Uno studio norvegese ha individuato in un allenamento di massima potenza della muscolatura uno strumento utile per ridurre questa condizione nel primo periodo post-operatorio e favorire quindi una piena vita quotidiana (Winther, Siri B.; Foss, Olav A.; Klaksvik, Jomar; Husby, Vigdis S. Increased muscle strength limits postural sway during daily living activities in total hip arthroplasty patients. American Journal of Physical Medicine & Rehabilitation. Pubblicato online il 23 gennaio 2020).

Il razionale dello studio viene da risultati mai pubblicati di una precedente ricerca sugli esiti del metodo MST in pazienti sottoposti a protesi di ginocchio con accesso posteriore: una tecnica che impatta meno sulla muscolatura.

I 54 pazienti coinvolti in questo studio sono stati suddivisi in due gruppi: il primo ha seguito un iter riabilitativo tradizionale mentre l’altro è stato sottoposto a un allenamento di massima potenza, prima e dopo una batteria di esercizi di performance fisica che mimano le attività quotidiane.

In questo modo è stato possibile valutare l’ondeggiamento quando il paziente è riposato e quando è stanco.
L’ondeggiamento è stato verificato con analisi del passo in più fasi: a 3, a 6 e a 12 mesi.
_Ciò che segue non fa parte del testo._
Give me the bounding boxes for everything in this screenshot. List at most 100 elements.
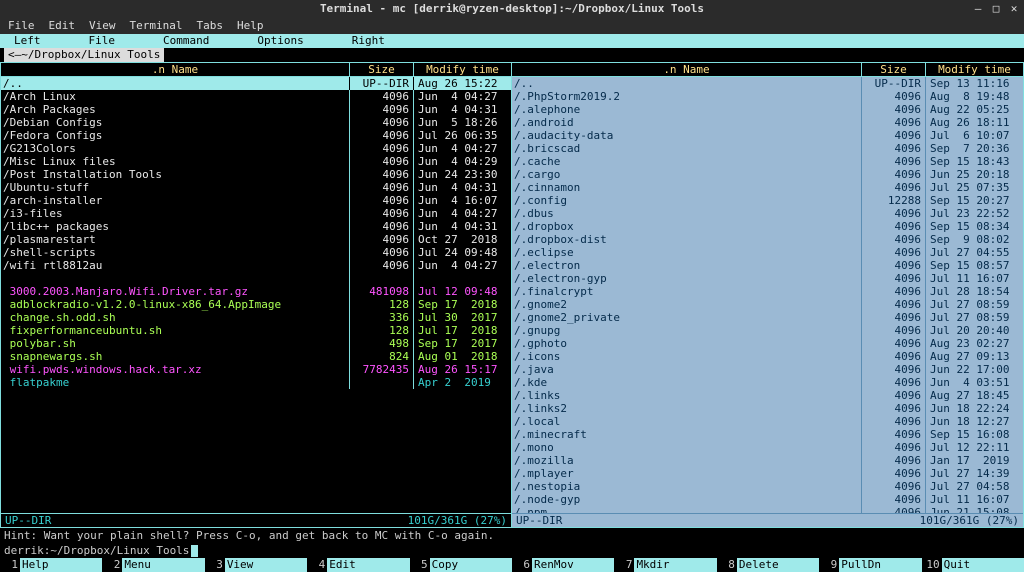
file-row[interactable]: /.gnome24096Jul 27 08:59 — [512, 298, 1023, 311]
file-mtime: Sep 15 18:43 — [925, 155, 1023, 168]
file-row[interactable]: /..UP--DIRSep 13 11:16 — [512, 77, 1023, 90]
window-minimize-icon[interactable]: – — [972, 2, 984, 15]
file-row[interactable]: polybar.sh498Sep 17 2017 — [1, 337, 511, 350]
file-row[interactable]: /.npm4096Jun 21 15:08 — [512, 506, 1023, 513]
file-row[interactable]: wifi.pwds.windows.hack.tar.xz7782435Aug … — [1, 363, 511, 376]
file-row[interactable]: /Post Installation Tools4096Jun 24 23:30 — [1, 168, 511, 181]
file-row[interactable]: /G213Colors4096Jun 4 04:27 — [1, 142, 511, 155]
file-row[interactable]: /.cache4096Sep 15 18:43 — [512, 155, 1023, 168]
file-row[interactable]: /.cargo4096Jun 25 20:18 — [512, 168, 1023, 181]
file-row[interactable]: /Arch Packages4096Jun 4 04:31 — [1, 103, 511, 116]
file-row[interactable]: /arch-installer4096Jun 4 16:07 — [1, 194, 511, 207]
fkey-quit[interactable]: 10Quit — [922, 558, 1024, 572]
file-row[interactable]: /Misc Linux files4096Jun 4 04:29 — [1, 155, 511, 168]
file-row[interactable]: /.links24096Jun 18 22:24 — [512, 402, 1023, 415]
file-row[interactable]: /wifi rtl8812au4096Jun 4 04:27 — [1, 259, 511, 272]
file-row[interactable]: /.finalcrypt4096Jul 28 18:54 — [512, 285, 1023, 298]
right-panel[interactable]: .n Name Size Modify time /..UP--DIRSep 1… — [512, 62, 1024, 528]
file-row[interactable]: /.mozilla4096Jan 17 2019 — [512, 454, 1023, 467]
fkey-edit[interactable]: 4Edit — [307, 558, 409, 572]
file-row[interactable]: snapnewargs.sh824Aug 01 2018 — [1, 350, 511, 363]
file-row[interactable]: flatpakmeApr 2 2019 — [1, 376, 511, 389]
file-row[interactable]: /.gnome2_private4096Jul 27 08:59 — [512, 311, 1023, 324]
file-row[interactable]: /.cinnamon4096Jul 25 07:35 — [512, 181, 1023, 194]
file-row[interactable]: /shell-scripts4096Jul 24 09:48 — [1, 246, 511, 259]
file-row[interactable]: change.sh.odd.sh336Jul 30 2017 — [1, 311, 511, 324]
term-menu-tabs[interactable]: Tabs — [196, 19, 223, 32]
file-row[interactable]: /Ubuntu-stuff4096Jun 4 04:31 — [1, 181, 511, 194]
file-row[interactable]: /.eclipse4096Jul 27 04:55 — [512, 246, 1023, 259]
file-row[interactable]: /.android4096Aug 26 18:11 — [512, 116, 1023, 129]
file-row[interactable] — [1, 272, 511, 285]
file-row[interactable]: /..UP--DIRAug 26 15:22 — [1, 77, 511, 90]
file-row[interactable]: /.config12288Sep 15 20:27 — [512, 194, 1023, 207]
file-mtime: Aug 8 19:48 — [925, 90, 1023, 103]
mc-menu-right[interactable]: Right — [352, 34, 385, 47]
mc-menu-options[interactable]: Options — [257, 34, 303, 47]
mc-menu-left[interactable]: Left — [14, 34, 41, 47]
window-maximize-icon[interactable]: □ — [990, 2, 1002, 15]
mc-menu-file[interactable]: File — [89, 34, 116, 47]
file-row[interactable]: /Fedora Configs4096Jul 26 06:35 — [1, 129, 511, 142]
file-name: 3000.2003.Manjaro.Wifi.Driver.tar.gz — [1, 285, 349, 298]
file-row[interactable]: /.dropbox4096Sep 15 08:34 — [512, 220, 1023, 233]
file-row[interactable]: /.mono4096Jul 12 22:11 — [512, 441, 1023, 454]
term-menu-edit[interactable]: Edit — [49, 19, 76, 32]
file-size: 4096 — [861, 207, 925, 220]
file-size: UP--DIR — [861, 77, 925, 90]
fkey-copy[interactable]: 5Copy — [410, 558, 512, 572]
file-row[interactable]: /.minecraft4096Sep 15 16:08 — [512, 428, 1023, 441]
file-size: 4096 — [861, 90, 925, 103]
file-row[interactable]: /.electron-gyp4096Jul 11 16:07 — [512, 272, 1023, 285]
file-row[interactable]: adblockradio-v1.2.0-linux-x86_64.AppImag… — [1, 298, 511, 311]
left-panel[interactable]: .n Name Size Modify time /..UP--DIRAug 2… — [0, 62, 512, 528]
file-row[interactable]: /.gnupg4096Jul 20 20:40 — [512, 324, 1023, 337]
file-row[interactable]: fixperformanceubuntu.sh128Jul 17 2018 — [1, 324, 511, 337]
shell-prompt[interactable]: derrik:~/Dropbox/Linux Tools — [0, 543, 1024, 558]
file-size: 4096 — [861, 376, 925, 389]
file-row[interactable]: /.local4096Jun 18 12:27 — [512, 415, 1023, 428]
file-row[interactable]: /plasmarestart4096Oct 27 2018 — [1, 233, 511, 246]
file-row[interactable]: /.bricscad4096Sep 7 20:36 — [512, 142, 1023, 155]
file-name: /shell-scripts — [1, 246, 349, 259]
fkey-delete[interactable]: 8Delete — [717, 558, 819, 572]
term-menu-help[interactable]: Help — [237, 19, 264, 32]
file-row[interactable]: /.dbus4096Jul 23 22:52 — [512, 207, 1023, 220]
file-row[interactable]: /.icons4096Aug 27 09:13 — [512, 350, 1023, 363]
fkey-view[interactable]: 3View — [205, 558, 307, 572]
term-menu-file[interactable]: File — [8, 19, 35, 32]
file-row[interactable]: /libc++ packages4096Jun 4 04:31 — [1, 220, 511, 233]
file-mtime: Jul 28 18:54 — [925, 285, 1023, 298]
file-row[interactable]: /.java4096Jun 22 17:00 — [512, 363, 1023, 376]
file-name: /Arch Packages — [1, 103, 349, 116]
file-size: 4096 — [349, 129, 413, 142]
file-row[interactable]: 3000.2003.Manjaro.Wifi.Driver.tar.gz4810… — [1, 285, 511, 298]
file-row[interactable]: /Arch Linux4096Jun 4 04:27 — [1, 90, 511, 103]
window-close-icon[interactable]: ✕ — [1008, 2, 1020, 15]
file-name: /.mozilla — [512, 454, 861, 467]
fkey-renmov[interactable]: 6RenMov — [512, 558, 614, 572]
file-row[interactable]: /.PhpStorm2019.24096Aug 8 19:48 — [512, 90, 1023, 103]
file-row[interactable]: /Debian Configs4096Jun 5 18:26 — [1, 116, 511, 129]
mc-menu-command[interactable]: Command — [163, 34, 209, 47]
fkey-menu[interactable]: 2Menu — [102, 558, 204, 572]
file-size: 4096 — [349, 246, 413, 259]
term-menu-terminal[interactable]: Terminal — [130, 19, 183, 32]
file-row[interactable]: /.links4096Aug 27 18:45 — [512, 389, 1023, 402]
file-row[interactable]: /.audacity-data4096Jul 6 10:07 — [512, 129, 1023, 142]
file-row[interactable]: /.alephone4096Aug 22 05:25 — [512, 103, 1023, 116]
file-row[interactable]: /.node-gyp4096Jul 11 16:07 — [512, 493, 1023, 506]
fkey-mkdir[interactable]: 7Mkdir — [614, 558, 716, 572]
fkey-pulldn[interactable]: 9PullDn — [819, 558, 921, 572]
term-menu-view[interactable]: View — [89, 19, 116, 32]
file-row[interactable]: /i3-files4096Jun 4 04:27 — [1, 207, 511, 220]
file-name: wifi.pwds.windows.hack.tar.xz — [1, 363, 349, 376]
file-row[interactable]: /.gphoto4096Aug 23 02:27 — [512, 337, 1023, 350]
file-row[interactable]: /.mplayer4096Jul 27 14:39 — [512, 467, 1023, 480]
file-name: /.dropbox — [512, 220, 861, 233]
file-row[interactable]: /.nestopia4096Jul 27 04:58 — [512, 480, 1023, 493]
file-row[interactable]: /.kde4096Jun 4 03:51 — [512, 376, 1023, 389]
fkey-help[interactable]: 1Help — [0, 558, 102, 572]
file-row[interactable]: /.dropbox-dist4096Sep 9 08:02 — [512, 233, 1023, 246]
file-row[interactable]: /.electron4096Sep 15 08:57 — [512, 259, 1023, 272]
I risultati a 3 mesi hanno mostrato un netto miglioramento nel gruppo sottoposto ad allenamento di massima potenza; questo vantaggio si appiattisce però nel tempo, tanto che a 6 e a 12 mesi non sono state rilevate differenze tra i due gruppi.

Il metodo può comunque essere utile per velocizzare la prima fase riabilitativa.
In che cosa consiste? La gamba operata viene sottoposta ad allenamento con una “leg press”, con 4 serie di 4-5 ripetizioni di abduzioni effettuate con un carico equivalente al 85-95% di una ripetizione massima. Il tutto 3 volte a settimana.
Durante tutto l’allenamento il fisioterapista affianca il paziente per aiutarlo.
Gli esercizi di rilassamento prevedono, invece, l’uso della cyclette o del tapis roulant, oltre a esercizi acquatici.